Units of Study in Phonics
A Research-Based Curriculum
The Units of Study in Phonics have grown out of the Teachers College Reading and Writing Project’s decades of research and practice in the
teaching of reading and writing. Given that phonics is important only insofar as it transfers to and informs literacy writ large, we think it is
essential that a phonics curriculum draw on broad, deep, applied knowledge of how students develop as writers and readers, speakers and
listeners.
The sequence of the Units of Study in Phonics follows a pathway that is widely supported by an enormous body of research including the work
of Bear, Beck, Blevins, Cunningham, Fountas, Pinnell, Rasinski, and others. In general, whether children are studying the Units of Study in
Phonics or any one of many other programs, the sequence of topics they study will not be widely different.
Always, children first develop phonemic awareness: learning to segment words into phonemes, to blend phonemes into word parts and words,
and to rhyme and play with language. Simultaneously, children learn the alphabetic principle—learning letter names and sounds and formation.
They also become immersed in concepts of print. Throughout all of this, kids learn high-frequency words.
Researchers have some differences of opinion—should students develop phonemic awareness prior to any involvement with phonics (with
visible letters) or can phonemic awareness develop in synchrony with phonics knowledge? How much emphasis should be given to word
families (rimes) as opposed to letter-by-letter cumulative word solving? These differences of opinion are relatively small, however, compared to
the consensus that emerges among people who know about and study phonics instruction.
Aligning Phonics with Reading and Writing Instruction / Celebrating Approximation
Our commitment to teaching phonics in ways that give kids wings as readers and writers has important implications for the nature of phonics
instruction. It means that the pace and content of instruction need to align to the work children do as readers and writers.
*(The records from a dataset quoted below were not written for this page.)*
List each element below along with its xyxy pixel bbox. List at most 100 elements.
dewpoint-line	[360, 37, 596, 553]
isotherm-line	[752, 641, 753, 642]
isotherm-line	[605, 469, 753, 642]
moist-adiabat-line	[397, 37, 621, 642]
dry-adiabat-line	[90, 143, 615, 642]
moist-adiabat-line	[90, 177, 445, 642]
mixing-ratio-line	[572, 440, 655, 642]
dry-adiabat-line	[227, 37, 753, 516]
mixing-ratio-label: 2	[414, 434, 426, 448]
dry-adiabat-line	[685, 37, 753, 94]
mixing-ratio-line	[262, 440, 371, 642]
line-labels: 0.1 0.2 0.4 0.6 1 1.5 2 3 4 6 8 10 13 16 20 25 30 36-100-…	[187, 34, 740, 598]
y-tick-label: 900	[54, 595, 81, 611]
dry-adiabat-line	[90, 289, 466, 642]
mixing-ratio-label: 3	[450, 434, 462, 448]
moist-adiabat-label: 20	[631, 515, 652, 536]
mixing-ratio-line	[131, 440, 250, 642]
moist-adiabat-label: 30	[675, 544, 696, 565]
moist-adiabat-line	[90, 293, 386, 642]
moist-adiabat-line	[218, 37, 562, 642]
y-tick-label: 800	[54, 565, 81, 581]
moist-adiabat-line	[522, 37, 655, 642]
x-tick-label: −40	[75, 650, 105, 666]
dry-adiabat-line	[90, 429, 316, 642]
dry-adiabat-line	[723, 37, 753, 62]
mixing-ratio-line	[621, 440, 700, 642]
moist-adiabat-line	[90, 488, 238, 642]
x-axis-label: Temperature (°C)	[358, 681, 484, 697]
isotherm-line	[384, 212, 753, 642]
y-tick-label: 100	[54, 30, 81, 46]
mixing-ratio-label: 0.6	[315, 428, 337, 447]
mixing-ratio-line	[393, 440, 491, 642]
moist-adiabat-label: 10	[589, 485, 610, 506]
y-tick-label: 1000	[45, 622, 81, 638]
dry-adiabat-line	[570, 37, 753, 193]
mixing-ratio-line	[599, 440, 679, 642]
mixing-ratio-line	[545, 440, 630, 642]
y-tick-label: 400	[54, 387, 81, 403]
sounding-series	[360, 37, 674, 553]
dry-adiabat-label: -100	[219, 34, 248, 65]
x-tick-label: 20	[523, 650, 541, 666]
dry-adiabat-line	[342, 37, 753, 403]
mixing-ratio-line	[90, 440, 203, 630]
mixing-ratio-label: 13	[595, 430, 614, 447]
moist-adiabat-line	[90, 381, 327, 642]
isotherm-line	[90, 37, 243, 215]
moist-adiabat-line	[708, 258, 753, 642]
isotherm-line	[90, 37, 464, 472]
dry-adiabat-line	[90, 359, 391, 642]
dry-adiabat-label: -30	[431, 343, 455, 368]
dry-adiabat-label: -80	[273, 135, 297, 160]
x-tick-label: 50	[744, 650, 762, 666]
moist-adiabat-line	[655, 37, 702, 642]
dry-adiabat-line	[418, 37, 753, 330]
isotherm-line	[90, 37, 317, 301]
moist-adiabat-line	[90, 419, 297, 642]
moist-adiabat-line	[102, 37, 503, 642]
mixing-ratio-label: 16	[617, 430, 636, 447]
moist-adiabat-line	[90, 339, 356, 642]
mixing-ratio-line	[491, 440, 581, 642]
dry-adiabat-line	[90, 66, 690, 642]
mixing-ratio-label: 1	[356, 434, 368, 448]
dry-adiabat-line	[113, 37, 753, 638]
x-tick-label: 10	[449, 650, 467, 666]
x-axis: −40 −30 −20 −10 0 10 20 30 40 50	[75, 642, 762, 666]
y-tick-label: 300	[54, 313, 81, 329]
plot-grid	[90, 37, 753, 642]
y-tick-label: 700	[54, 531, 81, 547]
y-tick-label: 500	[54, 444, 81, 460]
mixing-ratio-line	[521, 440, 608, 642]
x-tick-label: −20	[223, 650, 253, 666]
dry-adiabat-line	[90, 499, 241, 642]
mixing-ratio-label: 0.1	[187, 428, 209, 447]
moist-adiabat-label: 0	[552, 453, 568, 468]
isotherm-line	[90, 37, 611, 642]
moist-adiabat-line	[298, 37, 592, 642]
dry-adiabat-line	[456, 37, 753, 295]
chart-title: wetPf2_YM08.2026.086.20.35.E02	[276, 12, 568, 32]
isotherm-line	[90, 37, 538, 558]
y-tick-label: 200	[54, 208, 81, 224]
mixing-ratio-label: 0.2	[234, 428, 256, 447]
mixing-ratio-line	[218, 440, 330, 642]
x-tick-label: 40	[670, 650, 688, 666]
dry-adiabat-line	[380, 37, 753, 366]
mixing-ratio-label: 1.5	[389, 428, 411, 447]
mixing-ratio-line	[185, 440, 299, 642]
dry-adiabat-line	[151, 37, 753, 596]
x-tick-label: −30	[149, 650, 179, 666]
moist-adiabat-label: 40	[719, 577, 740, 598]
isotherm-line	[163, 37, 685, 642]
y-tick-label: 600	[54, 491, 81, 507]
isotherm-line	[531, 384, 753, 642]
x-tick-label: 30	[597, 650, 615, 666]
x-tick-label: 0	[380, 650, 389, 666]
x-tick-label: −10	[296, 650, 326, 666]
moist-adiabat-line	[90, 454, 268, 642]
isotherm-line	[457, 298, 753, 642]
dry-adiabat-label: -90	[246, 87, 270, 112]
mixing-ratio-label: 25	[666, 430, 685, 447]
Instead of starting kindergarten by teaching one letter a week, for example, we quicken the pace of that instruction, knowing that children can
cement their knowledge of letter-sound correspondences as they use that knowledge to label their drawings during writing time. The demands
that books pose will also influence the pace of phonics instruction. If you keep in mind that level C books contain contractions and that children
reading level E books will need to draw on a knowledge of long vowels, then it is clear that your phonics curriculum cannot proceed slowly
enough that children master one bit of content before proceeding to another. And if your phonics instruction aims to keep pace with your
children’s reading and writing development, you won’t be able to give equal time to all twenty-six letters, the thirty-seven most common
phonograms, and to each and every blend.